AIDS is not only a health catastrophe, a challenge to medical science. It is socially enmeshed in the conditions of life that obtain while it spreads, just as the medieval plague was in its time. Although AIDS is no respecter of class or caste, slum conditions, ignorance and superstition (it is a white man's disease; it is a black man's disease) make the poor its greatest source of victims.


In working to prevent the spread of the virus, we must accept the idea that promiscuity is difficult to condemn when sex is the cheapest or only available satisfaction for people society leaves to live on the street. On another socioeconomic level, casual sex thrives among young people who are materially privileged yet whom society has failed to endow with the real values of human sexuality, the knowledge that fulfillment involves contact with the other's personality, that the sexual act is not some mere bodily function like evacuation -- which is what some campaigners seem to reduce it to.

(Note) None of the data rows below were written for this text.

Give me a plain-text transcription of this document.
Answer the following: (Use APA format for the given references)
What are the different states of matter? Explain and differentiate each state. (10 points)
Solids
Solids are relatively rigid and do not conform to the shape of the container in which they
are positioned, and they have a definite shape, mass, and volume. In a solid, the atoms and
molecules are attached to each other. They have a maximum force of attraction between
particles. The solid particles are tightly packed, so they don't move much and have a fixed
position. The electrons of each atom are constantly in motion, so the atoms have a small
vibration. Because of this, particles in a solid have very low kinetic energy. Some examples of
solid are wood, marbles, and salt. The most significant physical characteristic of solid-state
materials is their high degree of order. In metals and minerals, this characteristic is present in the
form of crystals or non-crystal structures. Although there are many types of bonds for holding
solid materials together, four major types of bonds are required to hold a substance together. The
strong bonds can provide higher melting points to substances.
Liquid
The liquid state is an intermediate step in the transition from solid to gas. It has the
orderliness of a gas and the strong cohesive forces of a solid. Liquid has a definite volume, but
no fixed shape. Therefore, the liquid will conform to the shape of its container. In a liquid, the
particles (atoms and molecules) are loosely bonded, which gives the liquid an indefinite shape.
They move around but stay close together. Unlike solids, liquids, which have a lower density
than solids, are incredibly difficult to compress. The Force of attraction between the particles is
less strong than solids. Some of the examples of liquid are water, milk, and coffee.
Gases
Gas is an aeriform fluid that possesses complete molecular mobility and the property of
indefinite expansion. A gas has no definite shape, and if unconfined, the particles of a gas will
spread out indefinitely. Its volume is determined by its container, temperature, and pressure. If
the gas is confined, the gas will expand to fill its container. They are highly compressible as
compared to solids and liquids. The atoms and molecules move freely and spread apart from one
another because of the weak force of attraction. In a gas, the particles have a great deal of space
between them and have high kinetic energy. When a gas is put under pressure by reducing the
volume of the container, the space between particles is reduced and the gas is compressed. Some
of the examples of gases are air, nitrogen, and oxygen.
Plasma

There are subtleties, important ones, connected with any campaign against H.I.V. and AIDS, if it is to succeed in changing attitudes toward sexual mores. For there will be a cure discovered, there will be a vaccine -- and after that? How shall we restore the quality of human relations that have been debased, shamed, reduced to the source of a fatal disease? The free condom dispenser is not the panacea. Neither, alone, is sex education restricted to anatomical diagrams and dire warnings in schools. The entire meaningfulness of personal sexual relations will need to be restored. That is what social health means, along with inoculation and survival.


Self-interest cannot be discounted. So, to the developed world, a pragmatic word from the stricken African continent: Call not to ask for whom the stock exchange bell tolls and the figures on the computer sound the alarm -- the toll is for Europe, for the United States, even for those countries where H.I.V. and AIDS victims are few. For if the markets and vast potential markets for the developed world's goods fail -- if decimated populations mean there is no one left economically active with money to spend -- that bell tolls for thee, globally.


H.I.V./AIDS is everyone's disaster. It has, finally, something to do with our whole manner of existence. It confronts us with questions that must be answered historically: What have we done with the world, politically? What are we doing with the world? What do we mean by development? Some Ugandans who had been in the audience of an AIDS information play were asked what message it had brought them. One said, "Don't go out with bar girls." Another said, "Stick to one partner." Then an older woman said: "AIDS has come to haunt a world that thought it was incomplete. Some wanted children, some wanted money, some wanted property, and all we ended up with is AIDS."


Maybe she spoke for Africa.


Nadine Gordimer, who was awarded the Nobel Prize for Literature  in 1991, is a goodwill ambassador for the Race Against Poverty project of the United Nations Development Program.